Reuters called it “The Plastic Pandemic.” Now you’ll understand why every year between 4.8 and 12.7 million tons of plastic pieces end up dumped into oceans across the globe. “One garbage truck of plastic is discarded into our oceans every minute. Approximately 5,000 items of marine plastic pollution have been found per mile of beach in the UK,” where the G7 is being held this week, according to Condor Ferries.
The planet is 71% water and 96.5% of that water is ocean.
All that plastic washes into our oceans from landfills, breaking into microfibers that even end up in fish. You may have heard about fish and birds strangling in plastic soda carriers, but you may not want to know about how much plastic is consumed by marine life – fish that may end up in a restaurant or market of your choosing.
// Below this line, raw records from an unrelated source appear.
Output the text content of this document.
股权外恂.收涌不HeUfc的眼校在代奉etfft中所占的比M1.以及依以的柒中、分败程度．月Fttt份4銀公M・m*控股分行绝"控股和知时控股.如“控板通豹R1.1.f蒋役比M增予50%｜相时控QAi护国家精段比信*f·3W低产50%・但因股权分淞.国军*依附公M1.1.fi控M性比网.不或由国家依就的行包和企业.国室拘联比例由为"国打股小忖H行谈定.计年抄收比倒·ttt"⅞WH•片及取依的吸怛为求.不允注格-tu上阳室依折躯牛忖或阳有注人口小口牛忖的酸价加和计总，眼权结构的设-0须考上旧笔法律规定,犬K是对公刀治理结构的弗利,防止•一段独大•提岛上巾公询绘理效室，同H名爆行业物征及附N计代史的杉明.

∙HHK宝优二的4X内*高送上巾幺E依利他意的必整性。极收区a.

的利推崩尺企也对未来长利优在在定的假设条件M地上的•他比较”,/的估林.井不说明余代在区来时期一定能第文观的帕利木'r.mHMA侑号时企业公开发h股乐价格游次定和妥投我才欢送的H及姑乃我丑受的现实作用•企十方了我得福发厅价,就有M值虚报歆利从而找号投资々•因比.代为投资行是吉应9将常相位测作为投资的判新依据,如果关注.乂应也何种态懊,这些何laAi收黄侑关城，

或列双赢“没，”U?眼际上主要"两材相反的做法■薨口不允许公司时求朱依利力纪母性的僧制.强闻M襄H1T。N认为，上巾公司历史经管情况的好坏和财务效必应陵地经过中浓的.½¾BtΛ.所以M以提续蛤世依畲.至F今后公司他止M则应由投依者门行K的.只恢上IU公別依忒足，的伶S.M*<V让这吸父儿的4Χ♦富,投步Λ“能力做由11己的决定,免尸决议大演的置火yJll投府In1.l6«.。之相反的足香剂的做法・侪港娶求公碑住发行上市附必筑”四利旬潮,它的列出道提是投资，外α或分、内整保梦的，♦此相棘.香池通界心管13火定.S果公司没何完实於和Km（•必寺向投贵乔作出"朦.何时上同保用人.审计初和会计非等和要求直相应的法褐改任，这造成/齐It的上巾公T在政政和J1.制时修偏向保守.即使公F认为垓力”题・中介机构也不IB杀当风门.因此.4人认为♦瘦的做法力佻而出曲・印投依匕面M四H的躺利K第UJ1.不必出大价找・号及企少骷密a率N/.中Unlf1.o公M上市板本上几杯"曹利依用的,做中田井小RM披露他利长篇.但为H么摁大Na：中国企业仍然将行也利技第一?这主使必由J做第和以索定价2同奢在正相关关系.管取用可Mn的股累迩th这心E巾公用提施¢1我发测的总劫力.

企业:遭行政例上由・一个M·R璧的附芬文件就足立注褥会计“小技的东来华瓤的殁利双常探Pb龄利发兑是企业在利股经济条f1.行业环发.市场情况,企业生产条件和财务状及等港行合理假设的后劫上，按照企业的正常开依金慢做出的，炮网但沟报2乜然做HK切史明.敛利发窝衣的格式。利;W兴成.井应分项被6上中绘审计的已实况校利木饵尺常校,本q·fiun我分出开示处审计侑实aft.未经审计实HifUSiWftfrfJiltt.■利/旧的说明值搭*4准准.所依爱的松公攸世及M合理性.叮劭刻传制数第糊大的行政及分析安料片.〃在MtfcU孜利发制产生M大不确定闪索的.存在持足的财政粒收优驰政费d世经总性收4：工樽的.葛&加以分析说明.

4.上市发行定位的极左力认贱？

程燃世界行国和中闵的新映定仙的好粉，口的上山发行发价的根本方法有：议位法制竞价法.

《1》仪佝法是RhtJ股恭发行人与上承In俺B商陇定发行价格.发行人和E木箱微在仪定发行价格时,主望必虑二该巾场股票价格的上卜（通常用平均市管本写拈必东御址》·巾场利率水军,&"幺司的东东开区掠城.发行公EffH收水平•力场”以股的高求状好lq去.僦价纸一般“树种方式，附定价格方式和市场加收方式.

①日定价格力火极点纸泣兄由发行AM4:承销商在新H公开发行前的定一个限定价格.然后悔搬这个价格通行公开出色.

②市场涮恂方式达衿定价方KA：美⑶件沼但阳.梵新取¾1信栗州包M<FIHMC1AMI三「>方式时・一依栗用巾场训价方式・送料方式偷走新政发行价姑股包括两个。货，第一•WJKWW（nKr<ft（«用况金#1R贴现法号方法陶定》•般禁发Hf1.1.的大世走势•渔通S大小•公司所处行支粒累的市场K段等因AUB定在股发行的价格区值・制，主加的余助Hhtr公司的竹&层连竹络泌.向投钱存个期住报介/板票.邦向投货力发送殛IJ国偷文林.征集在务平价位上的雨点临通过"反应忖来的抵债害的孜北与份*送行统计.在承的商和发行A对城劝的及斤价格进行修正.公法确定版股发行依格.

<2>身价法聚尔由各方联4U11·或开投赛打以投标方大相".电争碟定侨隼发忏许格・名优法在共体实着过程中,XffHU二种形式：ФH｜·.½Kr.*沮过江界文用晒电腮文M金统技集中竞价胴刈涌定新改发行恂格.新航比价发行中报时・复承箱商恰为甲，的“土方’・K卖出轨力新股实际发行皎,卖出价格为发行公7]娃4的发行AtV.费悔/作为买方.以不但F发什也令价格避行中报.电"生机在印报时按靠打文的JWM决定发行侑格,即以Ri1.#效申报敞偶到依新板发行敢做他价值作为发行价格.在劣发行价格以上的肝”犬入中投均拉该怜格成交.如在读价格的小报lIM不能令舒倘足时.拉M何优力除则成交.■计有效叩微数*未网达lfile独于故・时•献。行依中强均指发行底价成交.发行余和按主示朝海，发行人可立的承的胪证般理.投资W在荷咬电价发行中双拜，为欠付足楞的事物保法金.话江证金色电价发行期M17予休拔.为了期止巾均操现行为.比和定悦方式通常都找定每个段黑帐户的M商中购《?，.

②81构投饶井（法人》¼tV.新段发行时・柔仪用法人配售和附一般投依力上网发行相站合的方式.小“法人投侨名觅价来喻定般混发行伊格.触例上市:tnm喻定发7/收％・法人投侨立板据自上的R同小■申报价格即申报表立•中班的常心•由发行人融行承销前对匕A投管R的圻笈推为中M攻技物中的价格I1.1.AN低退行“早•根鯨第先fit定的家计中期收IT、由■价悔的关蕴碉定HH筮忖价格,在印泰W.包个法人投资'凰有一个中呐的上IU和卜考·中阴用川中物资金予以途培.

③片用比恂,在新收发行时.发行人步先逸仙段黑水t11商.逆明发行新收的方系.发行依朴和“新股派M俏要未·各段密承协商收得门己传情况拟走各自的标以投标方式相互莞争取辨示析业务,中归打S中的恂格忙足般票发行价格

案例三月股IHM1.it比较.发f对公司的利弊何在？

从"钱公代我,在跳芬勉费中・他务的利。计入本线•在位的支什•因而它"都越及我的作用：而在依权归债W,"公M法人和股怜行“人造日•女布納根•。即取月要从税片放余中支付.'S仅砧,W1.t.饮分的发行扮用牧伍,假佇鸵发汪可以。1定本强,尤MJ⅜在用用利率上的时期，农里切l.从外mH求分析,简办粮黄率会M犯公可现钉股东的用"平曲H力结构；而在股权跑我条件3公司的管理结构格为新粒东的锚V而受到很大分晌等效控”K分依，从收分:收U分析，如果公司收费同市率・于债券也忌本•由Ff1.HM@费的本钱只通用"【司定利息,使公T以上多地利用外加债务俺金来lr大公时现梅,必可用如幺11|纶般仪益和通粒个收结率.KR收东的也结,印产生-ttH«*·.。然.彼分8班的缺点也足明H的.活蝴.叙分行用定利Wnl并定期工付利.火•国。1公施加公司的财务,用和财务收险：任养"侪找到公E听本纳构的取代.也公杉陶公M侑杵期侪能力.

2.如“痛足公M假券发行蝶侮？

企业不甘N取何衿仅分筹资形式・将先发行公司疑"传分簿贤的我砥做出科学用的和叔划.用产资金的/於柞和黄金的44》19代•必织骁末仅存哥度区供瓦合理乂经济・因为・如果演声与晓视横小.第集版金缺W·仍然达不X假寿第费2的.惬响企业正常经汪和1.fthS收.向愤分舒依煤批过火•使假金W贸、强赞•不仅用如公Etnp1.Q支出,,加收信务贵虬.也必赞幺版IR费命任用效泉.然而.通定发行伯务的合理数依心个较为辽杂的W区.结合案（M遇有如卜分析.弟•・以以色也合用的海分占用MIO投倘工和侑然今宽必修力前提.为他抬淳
“More than 1,200 species are impacted by plastic, through ingestion or entanglement — both of which can sicken or even kill them,” according to the marine preservation nonprofit 5Gyres. “Birds, fish, turtles, dolphins, sharks and even whales can be poisoned or trapped by plastic debris, waste, and garbage.”
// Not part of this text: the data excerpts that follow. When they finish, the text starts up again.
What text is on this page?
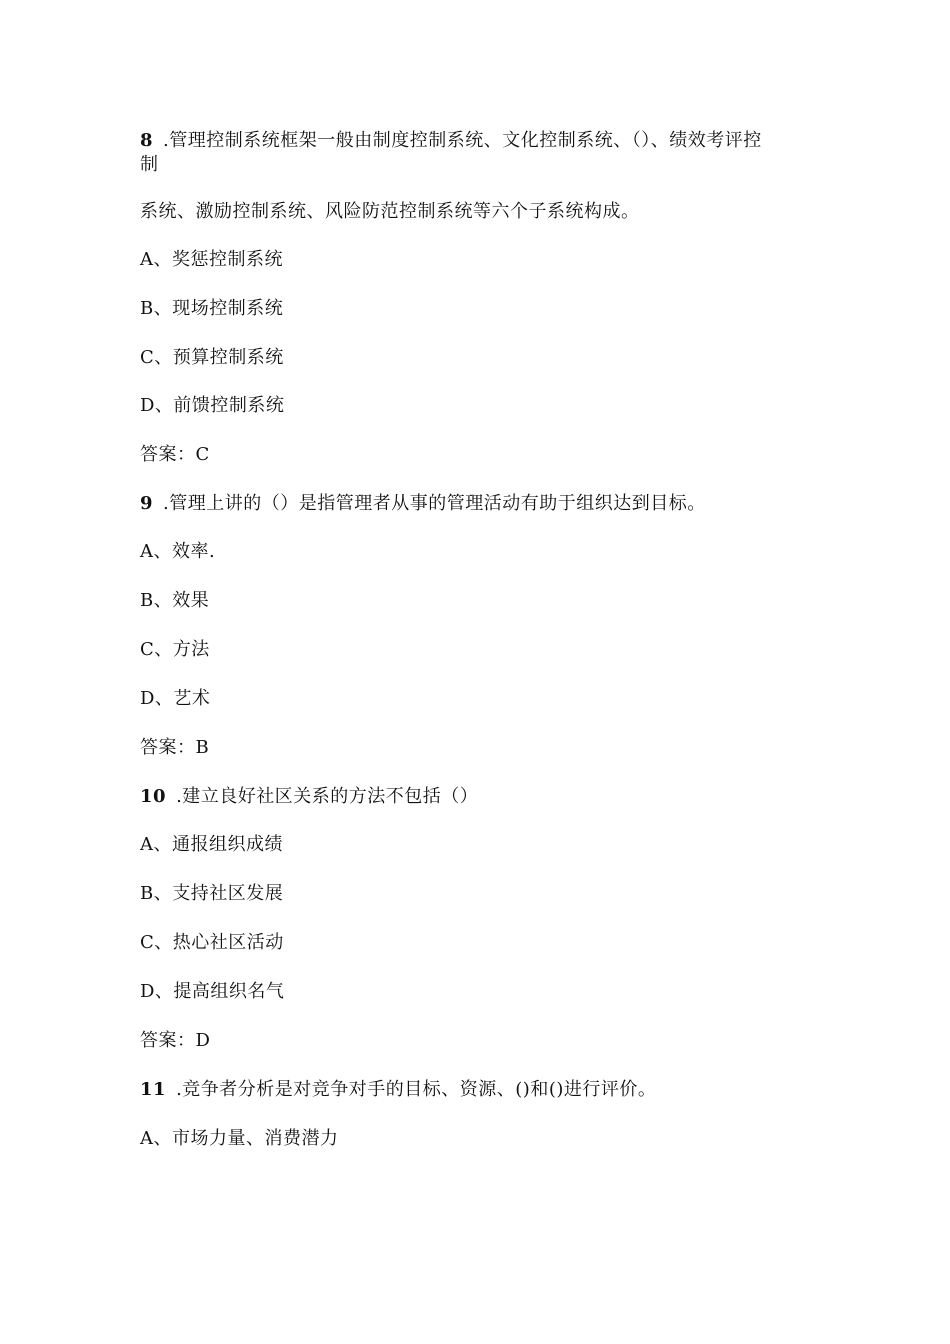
8 .管理控制系统框架一般由制度控制系统、文化控制系统、（）、绩效考评控
制
系统、激励控制系统、风险防范控制系统等六个子系统构成。
A、奖惩控制系统
B、现场控制系统
C、预算控制系统
D、前馈控制系统
答案：C
9 .管理上讲的（）是指管理者从事的管理活动有助于组织达到目标。
A、效率.
B、效果
C、方法
D、艺术
答案：B
10 .建立良好社区关系的方法不包括（）
A、通报组织成绩
B、支持社区发展
C、热心社区活动
D、提高组织名气
答案：D
11 .竞争者分析是对竞争对手的目标、资源、()和()进行评价。
A、市场力量、消费潜力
As the G7 Summit leaders convene in the U.K. this week, one of the biggest producers of plastic, Nestlé, and UK supermarkets, including Aldi which has gained a bigger presence in the U.S. as well, signed an open letter calling on the G7 nations to declare a commitment to tackle this crisis as part of their climate talks.
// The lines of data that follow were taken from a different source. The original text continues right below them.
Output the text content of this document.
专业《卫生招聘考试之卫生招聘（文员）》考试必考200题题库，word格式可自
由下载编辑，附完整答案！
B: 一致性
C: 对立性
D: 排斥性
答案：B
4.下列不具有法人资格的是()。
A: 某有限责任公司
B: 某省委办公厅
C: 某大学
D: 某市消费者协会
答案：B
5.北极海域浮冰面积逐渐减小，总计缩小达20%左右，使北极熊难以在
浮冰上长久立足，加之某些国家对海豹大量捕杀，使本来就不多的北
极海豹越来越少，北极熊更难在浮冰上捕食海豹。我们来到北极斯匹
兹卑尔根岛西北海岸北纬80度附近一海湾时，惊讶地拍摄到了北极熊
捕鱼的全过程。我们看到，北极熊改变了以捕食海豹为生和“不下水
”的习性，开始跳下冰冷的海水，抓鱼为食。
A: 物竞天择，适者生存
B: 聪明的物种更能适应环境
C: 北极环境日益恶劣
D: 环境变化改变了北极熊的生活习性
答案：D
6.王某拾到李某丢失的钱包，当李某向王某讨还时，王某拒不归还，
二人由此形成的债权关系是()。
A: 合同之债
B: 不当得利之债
“Some 300m tonnes of plastic waste [are] produced every year,” The Guardian quotes the letter as saying. “Less than 10% of all plastic has ever been recycled. The rest piles up in landfill, is incinerated, or ends up littering our natural environment for centuries.” The letter continued that, “The pandemic has only sent us deeper into this crisis….Globally, 3m face masks are thrown away every minute – amounting to 129bn every month – mostly disposable, mostly plastic,” The Guardian quotes the letter as saying.
Pew Charitable Trusts describes the problem as a “solvable” one. All it takes is the will – on the part of policymakers, business leaders, and consumers. “With roughly 11 million metric tons of plastic flowing into our ocean each year… (But) that flow could be reduced by 80% over the next 20 years, largely through technologies, business
processes, and policy models that already exist,” Pew and their partners on the study reported. They published their findings recently in a report, called “Breaking the Plastic Wave,” and a corresponding paper in Science, Companies can revise their manufacturing process to use more recycled materials, including plastic, or to eliminate plastic altogether, for example.
Plus, each of us can choose another option besides the plastic one.
Plastic it’s not just bad for the ocean, it’s also bad for climate change because plastic is made from petroleum – from fossil fuels. “Plastic, most of which does not decompose, is a significant driver of climate change,” Reuters wrote. “The manufacture of four plastic bottles alone releases the equivalent greenhouse gas emissions of driving one mile in a car, according to the World Economic Forum, based on a study by the drinks industry. The United States burns six times more plastic than it recycles, according to research in April 2019 by Jan Dell, a chemical engineer and former vice chair of the U.S. Federal climate committee. But the coronavirus has accentuated a trend to create more, not less, plastic trash.”
As the G7 finance leaders called for mandatory reporting on financial institutions’ climate risk exposure to eliminate the inconsistencies in how companies and countries handle this currently.
Saying in their final communique according to Reuters that, “We support moving towards mandatory climate-related financial disclosures that provide consistent and decision-useful information for market participants…,”This will help mobilise the trillions of dollars of private sector finance needed, and reinforce government policy to meet our net zero commitments.”
As Gréta María Grétarsdóttir, Chief Innovation, CSR and IR Officer at BRIM in Iceland wrote me, “It is important for policymakers in the US and Iceland to make sure that the infrastructure is ready when decisions are made. It is not possible to force regulations if the local infrastructure is not ready. Local communities must, for example, be ready to sort and recycle waste to support the circular economy.”
The question is: Will the G7 include dramatic mandatory reductions in the use of plastic as part of their joint commitments to combat climate change, and provide for the infrastructure to manage that reduction? And if so, how will they be held accountable for meeting those commitments?